The Philippines and other oil importing countries will have a more diversified source of fuel as supply of refined petroleum products from Asia come onstream in the near term while a new wave of refineries in the Middle East starts producing by 2020, S&P Global Platts said.
“The impact [of the new refineries] will be two-pronged,” said Calvin Lee, editorial director for Asia and the Middle East oil markets at S&P Global Platts, the independent provider of information and benchmark prices for the commodities and energy markets.
“On the one hand, these domestic refineries will use a lot of the local crudes that they produce so that means part of the crude oil that they are currently supplying to the international market may be reduced,” he said in an interview on the sidelines of a forum S&P Global Platts hosted on Wednesday.
“The other part is … the products that they produce [are] going to add to the current supply,” he said.
China has turned into refining and is becoming an “export-oriented kind of country rather than just being a pure oil consumer,” he said.
Mr. Lee said the refineries coming up in the next few years would be adding greater supply of refined products in the marketplace, which could mean prices of these commodities, particular gasoline or gas oil, would be “challenged.”
For Philippine companies, the new supply means more diversified sources, he added.
“These new refineries probably would have to look for markets like the Philippines, Australia, Europe, east Africa as their source of demand for the supply that they are currently producing,” he said. “For importers like Philippines, it means that there would be more varied sources in terms of supply of refined products.”
Song Yen Ling, S&P Global Platts senior analyst for the Asia-Pacific oil markets, said ahead of the completion of the Middle Eastern facilities, Asia will have its own share of new refineries.
“In Asia, we have a lot of refineries coming up … even earlier than what we see in the Middle East refineries,” she said.
“The next wave of Middle East expansion is 2020 and beyond. For Asian refining we have quite a few that are already constructed and just ready to be commissioned in the next couple of years,” she added.
She said the strategy for Asian governments would tend to be supply security despite the oversupply of refined petroleum products in the market. She added that although Indian, South Korean and Chinese refiners were exporting products, they still felt the need to secure their own energy supply.
“Vietnam is building a new refinery. It’s meant to be coming up online end of this year. Indonesia has pledged to do a lot of expansion in its own refining sector as well. In Malaysia we have one new 300,000-barrels-a-day refinery coming up in 2019,” she said.
“On the face of it, it doesn’t seem as if it makes sense to have these new projects coming because we’ve got supplies everywhere flooding the market,” she said. “From the government perspective, from the investment perspective it makes sense because you don’t have to rely on import so much.”
She said the upcoming refined petroleum supply would favor end consumers, although she said the “other dimension” would be refinery closures in other parts of the globe.
“We’ve seen how Australia and Japan had gone through a consolidation in terms of their refining capacity,” Mr. Lee said. “Whether there will be some refinery consolidation down the road that’s also gonna have some impact on the overall demand and supply for products.”

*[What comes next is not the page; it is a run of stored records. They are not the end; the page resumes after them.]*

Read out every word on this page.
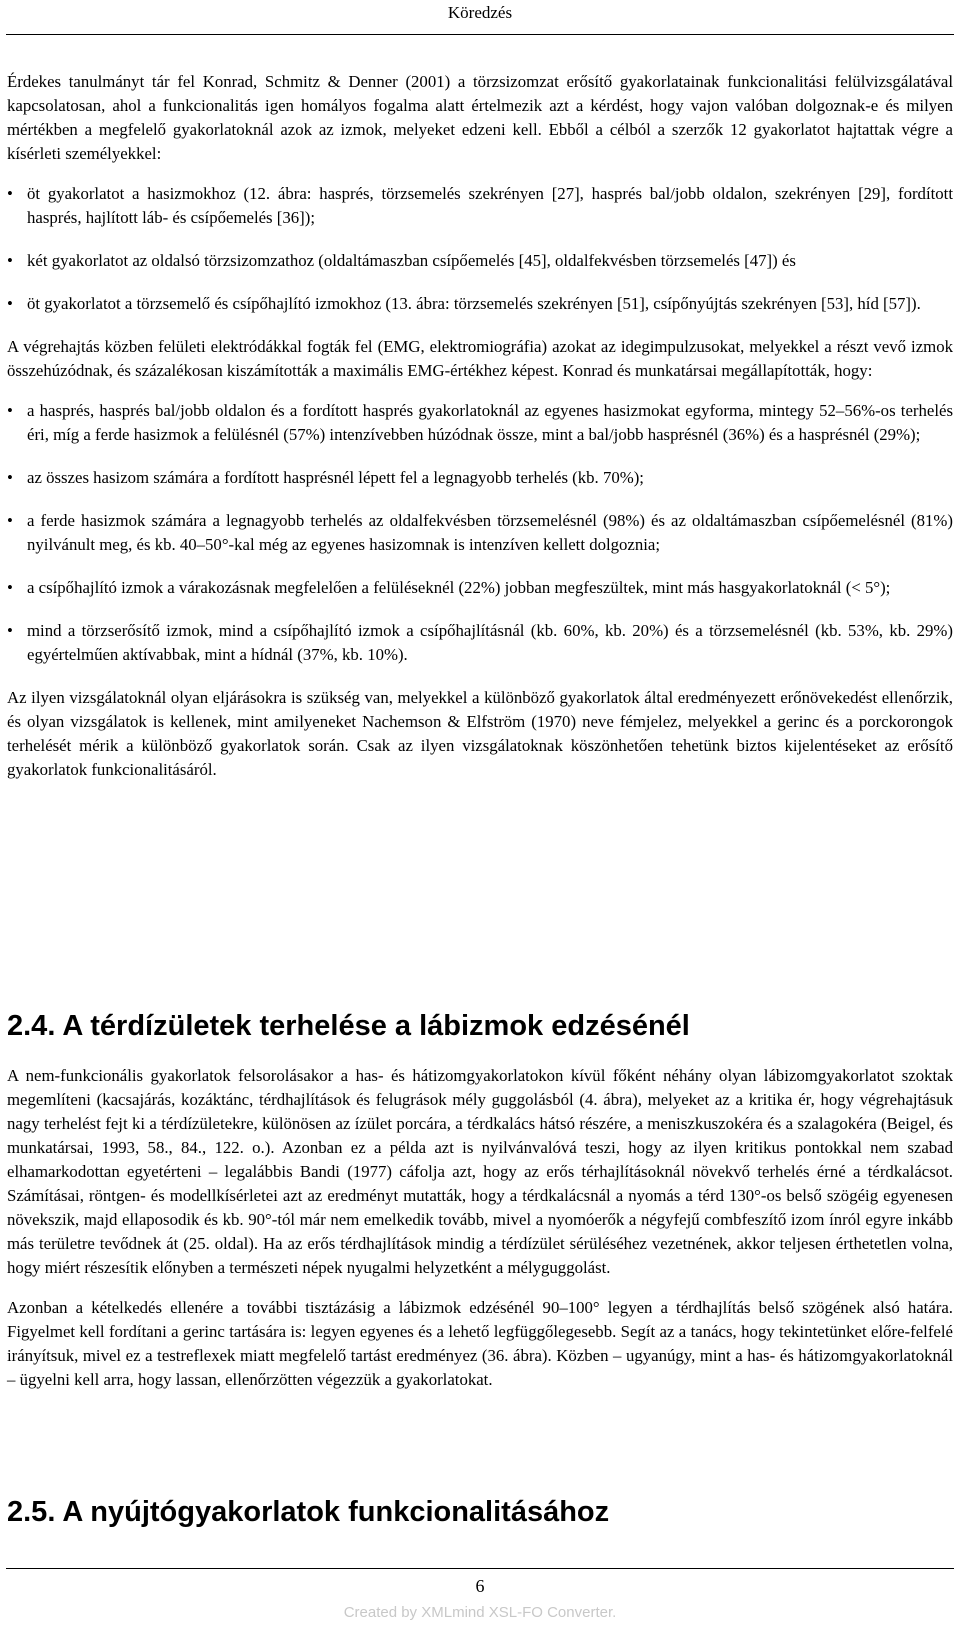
Köredzés

Érdekes tanulmányt tár fel Konrad, Schmitz & Denner (2001) a törzsizomzat erősítő gyakorlatainak funkcionalitási felülvizsgálatával kapcsolatosan, ahol a funkcionalitás igen homályos fogalma alatt értelmezik azt a kérdést, hogy vajon valóban dolgoznak-e és milyen mértékben a megfelelő gyakorlatoknál azok az izmok, melyeket edzeni kell. Ebből a célból a szerzők 12 gyakorlatot hajtattak végre a kísérleti személyekkel:

• öt gyakorlatot a hasizmokhoz (12. ábra: hasprés, törzsemelés szekrényen [27], hasprés bal/jobb oldalon, szekrényen [29], fordított hasprés, hajlított láb- és csípőemelés [36]);
• két gyakorlatot az oldalsó törzsizomzathoz (oldaltámaszban csípőemelés [45], oldalfekvésben törzsemelés [47]) és
• öt gyakorlatot a törzsemelő és csípőhajlító izmokhoz (13. ábra: törzsemelés szekrényen [51], csípőnyújtás szekrényen [53], híd [57]).

A végrehajtás közben felületi elektródákkal fogták fel (EMG, elektromiográfia) azokat az idegimpulzusokat, melyekkel a részt vevő izmok összehúzódnak, és százalékosan kiszámították a maximális EMG-értékhez képest. Konrad és munkatársai megállapították, hogy:

• a hasprés, hasprés bal/jobb oldalon és a fordított hasprés gyakorlatoknál az egyenes hasizmokat egyforma, mintegy 52–56%-os terhelés éri, míg a ferde hasizmok a felülésnél (57%) intenzívebben húzódnak össze, mint a bal/jobb hasprésnél (36%) és a hasprésnél (29%);
• az összes hasizom számára a fordított hasprésnél lépett fel a legnagyobb terhelés (kb. 70%);
• a ferde hasizmok számára a legnagyobb terhelés az oldalfekvésben törzsemelésnél (98%) és az oldaltámaszban csípőemelésnél (81%) nyilvánult meg, és kb. 40–50°-kal még az egyenes hasizomnak is intenzíven kellett dolgoznia;
• a csípőhajlító izmok a várakozásnak megfelelően a felüléseknél (22%) jobban megfeszültek, mint más hasgyakorlatoknál (< 5°);
• mind a törzserősítő izmok, mind a csípőhajlító izmok a csípőhajlításnál (kb. 60%, kb. 20%) és a törzsemelésnél (kb. 53%, kb. 29%) egyértelműen aktívabbak, mint a hídnál (37%, kb. 10%).

Az ilyen vizsgálatoknál olyan eljárásokra is szükség van, melyekkel a különböző gyakorlatok által eredményezett erőnövekedést ellenőrzik, és olyan vizsgálatok is kellenek, mint amilyeneket Nachemson & Elfström (1970) neve fémjelez, melyekkel a gerinc és a porckorongok terhelését mérik a különböző gyakorlatok során. Csak az ilyen vizsgálatoknak köszönhetően tehetünk biztos kijelentéseket az erősítő gyakorlatok funkcionalitásáról.

2.4. A térdízületek terhelése a lábizmok edzésénél

A nem-funkcionális gyakorlatok felsorolásakor a has- és hátizomgyakorlatokon kívül főként néhány olyan lábizomgyakorlatot szoktak megemlíteni (kacsajárás, kozáktánc, térdhajlítások és felugrások mély guggolásból (4. ábra), melyeket az a kritika ér, hogy végrehajtásuk nagy terhelést fejt ki a térdízületekre, különösen az ízület porcára, a térdkalács hátsó részére, a meniszkuszokéra és a szalagokéra (Beigel, és munkatársai, 1993, 58., 84., 122. o.). Azonban ez a példa azt is nyilvánvalóvá teszi, hogy az ilyen kritikus pontokkal nem szabad elhamarkodottan egyetérteni – legalábbis Bandi (1977) cáfolja azt, hogy az erős térhajlításoknál növekvő terhelés érné a térdkalácsot. Számításai, röntgen- és modellkísérletei azt az eredményt mutatták, hogy a térdkalácsnál a nyomás a térd 130°-os belső szögéig egyenesen növekszik, majd ellaposodik és kb. 90°-tól már nem emelkedik tovább, mivel a nyomóerők a négyfejű combfeszítő izom ínról egyre inkább más területre tevődnek át (25. oldal). Ha az erős térdhajlítások mindig a térdízület sérüléséhez vezetnének, akkor teljesen érthetetlen volna, hogy miért részesítik előnyben a természeti népek nyugalmi helyzetként a mélyguggolást.

Azonban a kételkedés ellenére a további tisztázásig a lábizmok edzésénél 90–100° legyen a térdhajlítás belső szögének alsó határa. Figyelmet kell fordítani a gerinc tartására is: legyen egyenes és a lehető legfüggőlegesebb. Segít az a tanács, hogy tekintetünket előre-felfelé irányítsuk, mivel ez a testreflexek miatt megfelelő tartást eredményez (36. ábra). Közben – ugyanúgy, mint a has- és hátizomgyakorlatoknál – ügyelni kell arra, hogy lassan, ellenőrzötten végezzük a gyakorlatokat.

2.5. A nyújtógyakorlatok funkcionalitásához
6
Created by XMLmind XSL-FO Converter.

On oil prices, Mr. Lee said what he had seen was that the agreement in November of the Organization of the Petroleum Exporting Countries (OPEC) to slash production had supported global pricing the past few months.
“We’ve seen prices recovering to above $50. It was trading consistently around $53 to $55 for a period of time, but now they are slightly retreating again because there is a lot of skepticism whether OPEC’s action to reduce supply has actually been helping to support price,” he said.
He said suppliers such as the US, which are not bound by the agreement, were increasing supply, thus resulting in a “detrimental impact” on prices, referring to the point of view of oil producers.
Philippine refineries should watch what is happening in broader global markets while understanding the changing market dynamics, he added.
“The dynamics for crude oil … the oversupply doesn’t seem to be reducing in the pace that a lot of the market or the industry is hoping,” he said.
“But on the other hand there are other factors as well … what’s happening to big oil consumers like China. How much are they importing in terms of crude oil? How much products are they producing? How about its consumption domestically? How much products are they going to export because if we have an oversupply market in terms of products that’s going to impact on market price and it’s going to be beneficial for importers like some of the companies in the Philippines,” he said.